L’Époque ★★☆☆

Pendant deux ans, de novembre 2015 à mai 2017, Mathieu Bareyre et Thibaut Dufait, son ingénieur du son, ont arpenté les rues de Paris pour y capter l’esprit de « l’époque ». Chaque nuit, inlassablement, ils ont interrogé des jeunes de dix-huit à vingt-cinq ans.

Mathieu Bareyre n’invente rien. Avant lui, Edgard Morin et Jean Rouch s’étaient livrés à un exercice de sociologie urbaine (Chronique d’un été, 1961). Chris Marker et Pierre Lhomme avaient tendu leur micro aux Parisiens au lendemain de la guerre d’Algérie (Le Joli Mai, 1963). Plus récemment, David André avait filmé en 2013 un bijou Chante ton bac d’abord qui suivait des lycéens durant l’année précédant leur bac. En 2018, Claire Simon s’est quant à elle essayée à brosser le portrait d’une génération au sortir de l’adolescence (Premières solitudes).

L’Époque ne raconte pas une histoire. Il ne raconte pas non plus l’Histoire. On n’y parle ni du Bataclan, ni de la campagne présidentielle, ni même de la loi El Khomry quand bien même de nombreuses séquences sont filmées sur cette place de la République où ses opposants se sont rassemblés.
L’Époque ne fait pas non plus œuvre de sociologie même si on y filme un enfant de la bourgeoisie – qui se désespère d’avoir cédé à la pression parentale et de faire du commerce plutôt que de la philo – une étudiante de Sciences Po – franchement crétine sous l’effet de l’alcool – une khâgneuse en rupture de ban qui a rejoint les Black Blocks et confesse hors écran son addiction à la castagne, des petits dealers de banlieue, des Renois en demande d’intégration qui prônent l’éducation plutôt que la violence…

L’Époque filme des fragments poétiques de nuit.
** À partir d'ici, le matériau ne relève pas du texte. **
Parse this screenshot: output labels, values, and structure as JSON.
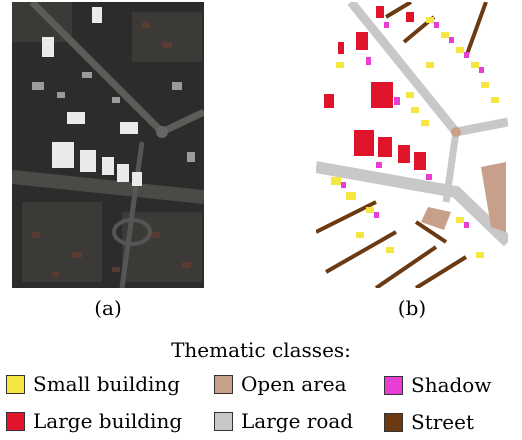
{
  "captions": {
    "a": "(a)",
    "b": "(b)"
  },
  "legend": {
    "title": "Thematic classes:",
    "items": [
      {
        "label": "Small building",
        "color": "#f5e642"
      },
      {
        "label": "Open area",
        "color": "#c8a089"
      },
      {
        "label": "Shadow",
        "color": "#e83ed6"
      },
      {
        "label": "Large building",
        "color": "#e0142a"
      },
      {
        "label": "Large road",
        "color": "#c8c8c8"
      },
      {
        "label": "Street",
        "color": "#6b3a12"
      }
    ]
  }
}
C’est ce qui fait sa beauté. C’est ce qui fait aussi sa limite. Au son de Nekfeu et de Vivaldi, L’Époque est une accumulation kaléidoscopique de courtes saynètes, de rencontres improbables, sans autre fil conducteur que celui de cette nuit et des substances euphorisantes qu’on y consomme. Parmi toutes ces silhouettes s’en distingue une, inoubliable. Sous ses couches de vêtements, on hésite sur son sexe. Rose a la langue bien pendue, un humour à toute épreuve. Française d’origine africaine, elle vomit les contrôles d’identité à répétition qui foulent au pied sa citoyenneté. Place de la République, face aux CRS impassibles, ce Gavroche du vingt-et-unième siècle a les traits d’une Marianne en colère.